C’est vainement que l’intimée conteste cette faute, alors qu’il résulte sans ambiguïté des éléments versés aux débats, et en particulier des expertises, que la présence dans l’estomac de la chienne d’un corps étranger était visible sur le cliché radiographique que le Dr A X avait réalisé lors de la consultation du 31 juillet 2017, de sorte que cette présence aurait dû être décelée par cette professionnelle. Cette faute est d’autant moins contestable qu’elle est expressément reconnue par la praticienne dans le cadre de la chronologie des faits qu’elle a elle-même établie, puisqu’elle y indique que 'la présence d’aucun corps étranger radio-opaque n’a été décelée.'
Si le B C a effectivement décliné les propositions faites par le Dr X de placer l’animal sous perfusion et sous observation, ainsi que cela résulte du logiciel utilisé par le cabinet vétérinaire, dont il est attesté par un prestataire que ces indications avaient bien été portées le jour de la consultation, et qu’elles n’avaient pu être modifiées par la suite, c’est néanmoins au prix d’une mauvaise appréciation des circonstances que le tribunal en a déduit que c’était ce refus qui était la cause du décès de l’animal.

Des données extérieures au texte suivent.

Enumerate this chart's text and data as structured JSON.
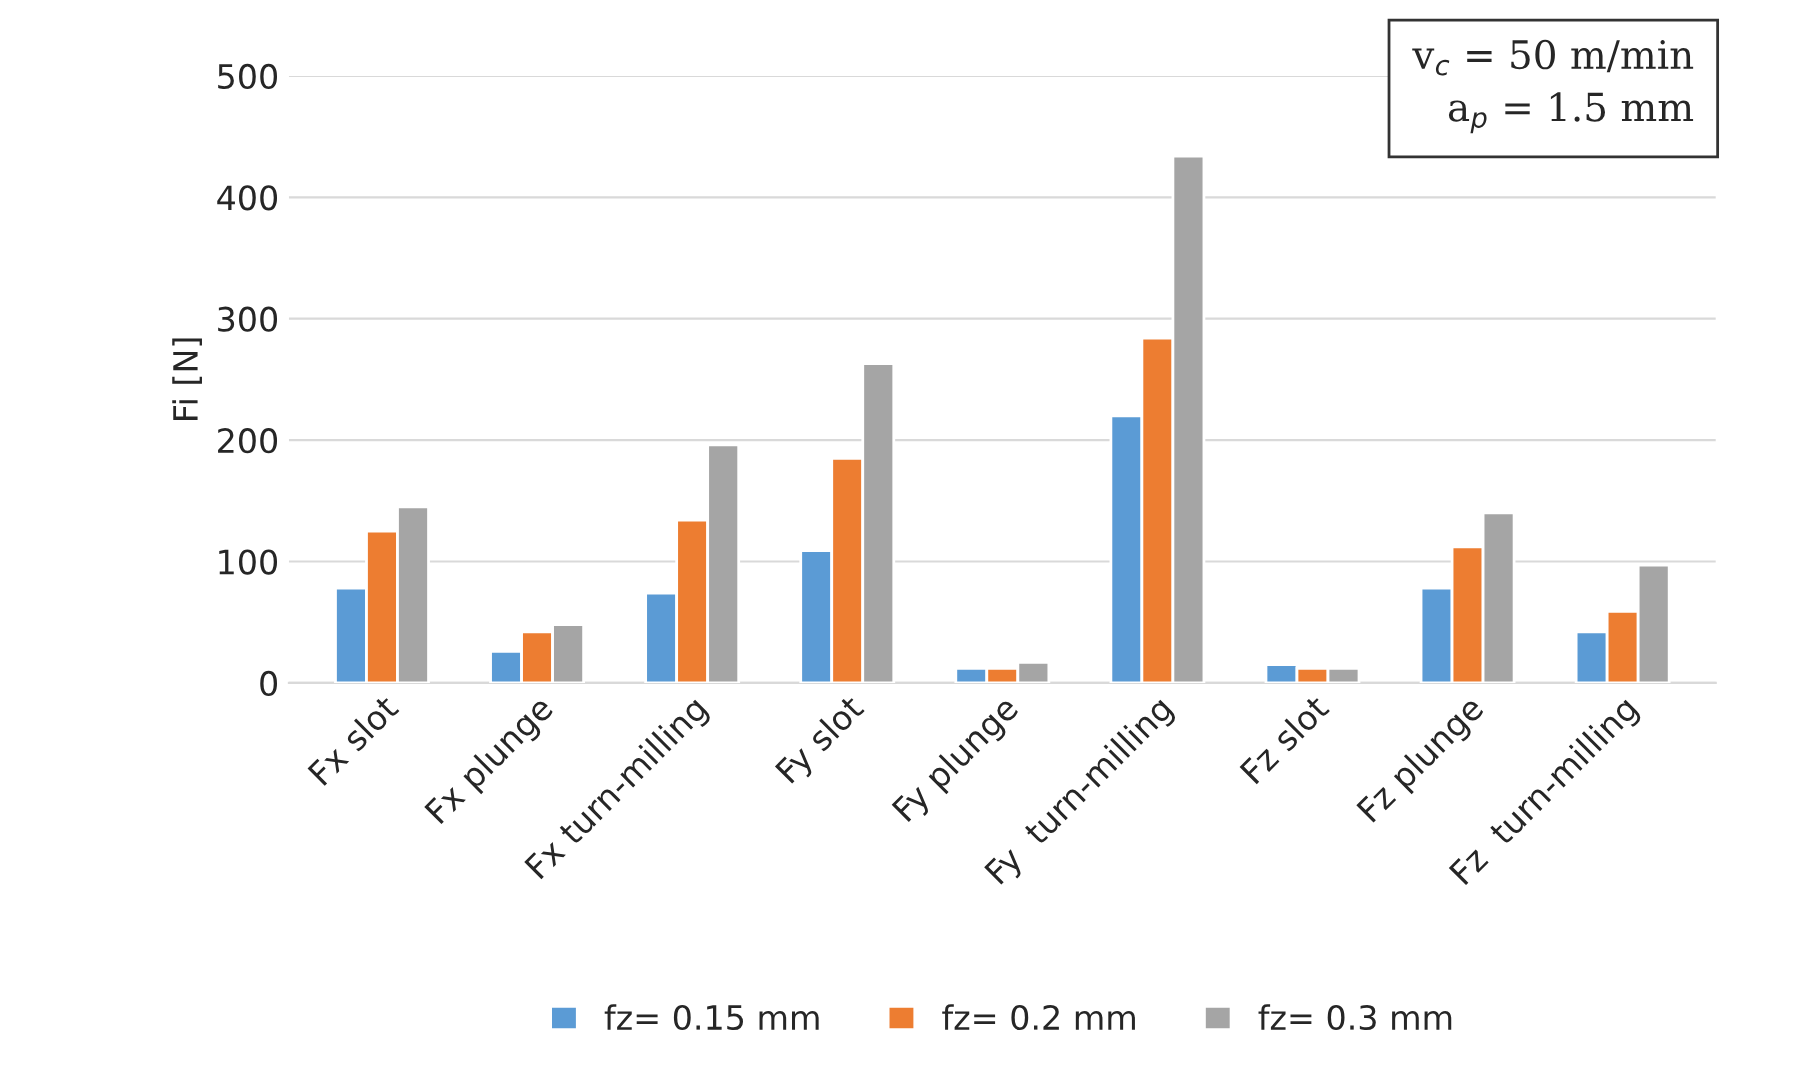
{
  "chart_data": {
    "type": "bar",
    "ylabel": "Fi [N]",
    "categories": [
      "Fx slot",
      "Fx plunge",
      "Fx turn-milling",
      "Fy slot",
      "Fy plunge",
      "Fy  turn-milling",
      "Fz slot",
      "Fz plunge",
      "Fz  turn-milling"
    ],
    "series": [
      {
        "name": "fz= 0.15 mm",
        "color": "#5b9bd5",
        "values": [
          78,
          26,
          74,
          109,
          12,
          220,
          15,
          78,
          42
        ]
      },
      {
        "name": "fz= 0.2 mm",
        "color": "#ed7d31",
        "values": [
          125,
          42,
          134,
          185,
          12,
          284,
          12,
          112,
          59
        ]
      },
      {
        "name": "fz= 0.3 mm",
        "color": "#a5a5a5",
        "values": [
          145,
          48,
          196,
          263,
          17,
          434,
          12,
          140,
          97
        ]
      }
    ],
    "ylim": [
      0,
      500
    ],
    "yticks": [
      0,
      100,
      200,
      300,
      400,
      500
    ],
    "grid": "y",
    "legend": "bottom",
    "annotations": [
      "v$_{c}$ = 50 m/min\na$_{p}$ = 1.5 mm"
    ]
  }
}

Cette décision de ne pas laisser la chienne aux soins du vétérinaire a en effet été prise au vu du diagnostic d’une gastrite bénigne, avec prescription de médicaments, et indication d’un examen approfondi par un spécialiste en cas d’absence d’évolution favorable dans les jours suivants.
Or, rien ne permet de considérer que le B C aurait pris la même décision si le vétérinaire avait émis le bon diagnostic, et l’avait en conséquence informé de la présence dans l’estomac de la chienne d’un objet étranger de volume conséquent, présentant le risque de ne pas être évacué par les voies naturelles, et donc de causer une occlusion intestinale, ce qui était susceptible d’entraîner le décès de l’animal en l’absence d’intervention chirurgicale.
Dès lors ainsi que la décision prise par le propriétaire de l’animal de le soustraire à une surveillance vétérinaire a été induite par l’erreur de diagnostic, il ne peut être considéré que la faute professionnelle du praticien est dépourvue de tout lien de causalité avec le décès du chien.
S’agissant du préjudice, le B C, réclame l’indemnisation de la valeur de la chienne décédée, d’un préjudice affectif, ainsi que de la perte de deux portées de chiots. Il est donc réclamé l’indemnisation de la perte de la chienne.
Toutefois, le préjudice résultant de la faute du vétérinaire consiste uniquement, pour l’appelante, dans la perte de chance d’avoir pu prendre une décision plus éclairée sur les soins à faire prodiguer à l’animal, et donc d’avoir pu éviter le décès de celui-ci. Ce préjudice est distinct de celui résultant de la perte de l’animal.
Ainsi, en l’absence de lien de causalité entre la faute et le dommage allégué, la demande de la société C devra être rejetée.
Le jugement déféré sera donc confirmé, bien que le premier juge de soit déterminé sur des motifs inopérants.
La décision entreprise sera confirmée s’agissant des dépens, mais infirmé s’agissant des frais irrépétibles.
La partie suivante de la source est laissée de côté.